If one looks at the Greek world during the year 600 BC/BCE, one will see that, geographically speaking, the land of Greece expanded well beyond Greece proper. Shortly after Homer's death-(circa 800-750 BC/BCE), the Greeks began to sail the Mediterranean and Black Seas whereby trading colonies were founded-(which included, the Southern Italian city of Naples, as well as the Southern French city of Nice). In addition to these Mediterranean and Black Sea trade colonies, the Anatolian coast-(present-day Turkish coast), was also, an important region for Greek settlement. (Incidentally, it was on the Anatolian coast that Philosophy or really, The Philosophy of Science, was born with Thales, specifically, in the town of Miletus).

By the time Thales arrived on the world historical stage, Greece-(and its trading colonies), became very wealthy and dominant in commerce, as well as in geopolitics. Greece had virtually no major commercial or geopolitical competitors during Thales' time, expect for Carthage in North Africa-(present-day Tunis, Tunisia). This lack or near lack of competition may have given the Greeks the unique and inadvertent advantage of Time.

  1. The time to expand its territories well beyond its homeland uninterruptedly, due to the speediness and accelerated rate of commercialized shipping, versus the much slower form of land based trade.
  2. The time to accumulate, invest and reinvest its revenues into large public works projects.
  3. The time to build its civilization beyond "myth making" and to develop a more sophisticated and scientifically based civilization....(beginning with Thales).

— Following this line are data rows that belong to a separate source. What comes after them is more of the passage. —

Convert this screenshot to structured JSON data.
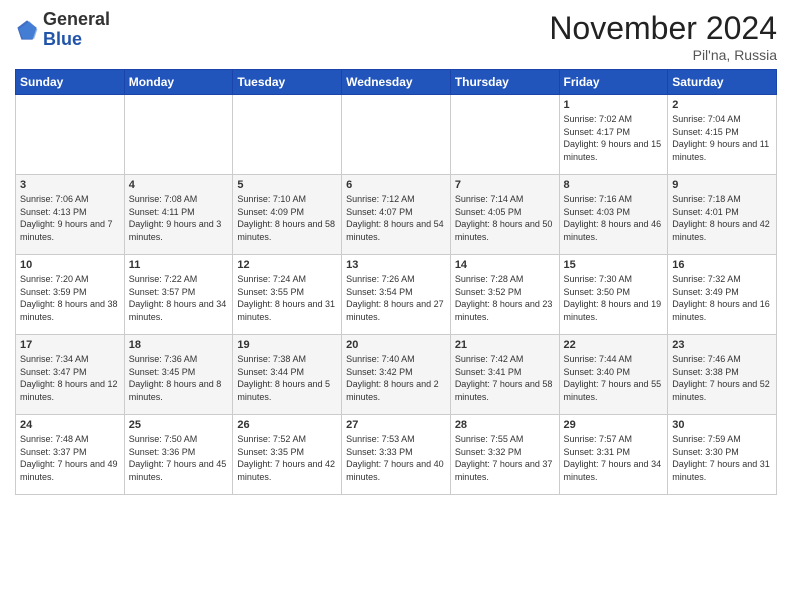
{
  "logo": {
    "general": "General",
    "blue": "Blue"
  },
  "header": {
    "month": "November 2024",
    "location": "Pil'na, Russia"
  },
  "weekdays": [
    "Sunday",
    "Monday",
    "Tuesday",
    "Wednesday",
    "Thursday",
    "Friday",
    "Saturday"
  ],
  "weeks": [
    [
      {
        "day": "",
        "info": ""
      },
      {
        "day": "",
        "info": ""
      },
      {
        "day": "",
        "info": ""
      },
      {
        "day": "",
        "info": ""
      },
      {
        "day": "",
        "info": ""
      },
      {
        "day": "1",
        "info": "Sunrise: 7:02 AM\nSunset: 4:17 PM\nDaylight: 9 hours and 15 minutes."
      },
      {
        "day": "2",
        "info": "Sunrise: 7:04 AM\nSunset: 4:15 PM\nDaylight: 9 hours and 11 minutes."
      }
    ],
    [
      {
        "day": "3",
        "info": "Sunrise: 7:06 AM\nSunset: 4:13 PM\nDaylight: 9 hours and 7 minutes."
      },
      {
        "day": "4",
        "info": "Sunrise: 7:08 AM\nSunset: 4:11 PM\nDaylight: 9 hours and 3 minutes."
      },
      {
        "day": "5",
        "info": "Sunrise: 7:10 AM\nSunset: 4:09 PM\nDaylight: 8 hours and 58 minutes."
      },
      {
        "day": "6",
        "info": "Sunrise: 7:12 AM\nSunset: 4:07 PM\nDaylight: 8 hours and 54 minutes."
      },
      {
        "day": "7",
        "info": "Sunrise: 7:14 AM\nSunset: 4:05 PM\nDaylight: 8 hours and 50 minutes."
      },
      {
        "day": "8",
        "info": "Sunrise: 7:16 AM\nSunset: 4:03 PM\nDaylight: 8 hours and 46 minutes."
      },
      {
        "day": "9",
        "info": "Sunrise: 7:18 AM\nSunset: 4:01 PM\nDaylight: 8 hours and 42 minutes."
      }
    ],
    [
      {
        "day": "10",
        "info": "Sunrise: 7:20 AM\nSunset: 3:59 PM\nDaylight: 8 hours and 38 minutes."
      },
      {
        "day": "11",
        "info": "Sunrise: 7:22 AM\nSunset: 3:57 PM\nDaylight: 8 hours and 34 minutes."
      },
      {
        "day": "12",
        "info": "Sunrise: 7:24 AM\nSunset: 3:55 PM\nDaylight: 8 hours and 31 minutes."
      },
      {
        "day": "13",
        "info": "Sunrise: 7:26 AM\nSunset: 3:54 PM\nDaylight: 8 hours and 27 minutes."
      },
      {
        "day": "14",
        "info": "Sunrise: 7:28 AM\nSunset: 3:52 PM\nDaylight: 8 hours and 23 minutes."
      },
      {
        "day": "15",
        "info": "Sunrise: 7:30 AM\nSunset: 3:50 PM\nDaylight: 8 hours and 19 minutes."
      },
      {
        "day": "16",
        "info": "Sunrise: 7:32 AM\nSunset: 3:49 PM\nDaylight: 8 hours and 16 minutes."
      }
    ],
    [
      {
        "day": "17",
        "info": "Sunrise: 7:34 AM\nSunset: 3:47 PM\nDaylight: 8 hours and 12 minutes."
      },
      {
        "day": "18",
        "info": "Sunrise: 7:36 AM\nSunset: 3:45 PM\nDaylight: 8 hours and 8 minutes."
      },
      {
        "day": "19",
        "info": "Sunrise: 7:38 AM\nSunset: 3:44 PM\nDaylight: 8 hours and 5 minutes."
      },
      {
        "day": "20",
        "info": "Sunrise: 7:40 AM\nSunset: 3:42 PM\nDaylight: 8 hours and 2 minutes."
      },
      {
        "day": "21",
        "info": "Sunrise: 7:42 AM\nSunset: 3:41 PM\nDaylight: 7 hours and 58 minutes."
      },
      {
        "day": "22",
        "info": "Sunrise: 7:44 AM\nSunset: 3:40 PM\nDaylight: 7 hours and 55 minutes."
      },
      {
        "day": "23",
        "info": "Sunrise: 7:46 AM\nSunset: 3:38 PM\nDaylight: 7 hours and 52 minutes."
      }
    ],
    [
      {
        "day": "24",
        "info": "Sunrise: 7:48 AM\nSunset: 3:37 PM\nDaylight: 7 hours and 49 minutes."
      },
      {
        "day": "25",
        "info": "Sunrise: 7:50 AM\nSunset: 3:36 PM\nDaylight: 7 hours and 45 minutes."
      },
      {
        "day": "26",
        "info": "Sunrise: 7:52 AM\nSunset: 3:35 PM\nDaylight: 7 hours and 42 minutes."
      },
      {
        "day": "27",
        "info": "Sunrise: 7:53 AM\nSunset: 3:33 PM\nDaylight: 7 hours and 40 minutes."
      },
      {
        "day": "28",
        "info": "Sunrise: 7:55 AM\nSunset: 3:32 PM\nDaylight: 7 hours and 37 minutes."
      },
      {
        "day": "29",
        "info": "Sunrise: 7:57 AM\nSunset: 3:31 PM\nDaylight: 7 hours and 34 minutes."
      },
      {
        "day": "30",
        "info": "Sunrise: 7:59 AM\nSunset: 3:30 PM\nDaylight: 7 hours and 31 minutes."
      }
    ]
  ]
}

The Ancient Greeks, were also blessed with a landscape that was:

  1. A peninsula
  2. A series of closely linked archipelagos directly West and East of its mainland, as well as having two large islands, such as Crete and Cyprus, which were geographic gateways to North Africa and West Asia.
  3. The Anatolian coast-(present-day Turkish coast), which was both the gateway to Asia, as well as the gateway to the Mediterranean.
  4. Access to major waterways, such as the Hellespont-(present-day Dardanelles), as well as the Bosporus.

In addition to their unique geographic configuration, Greece-(then and now), was also blessed with a fabulously mild annual climate which RARELY required any routine battling with the elements-(except for the occasional earthquake or volcanic eruption).

Put all this together and you have enormous geographical advantages over your ancient competitors.

The Greeks were essentially, no different than any other people on the planet; however, they were somewhat different in terms of their geographical location, as well as their advanced scientific and philosophical developments that were achieved during an age which had few commercial, geopolitical or environmental disruptions. Without sounding overly simplistic, the Ancient Greeks were...."in the right place, at the right time".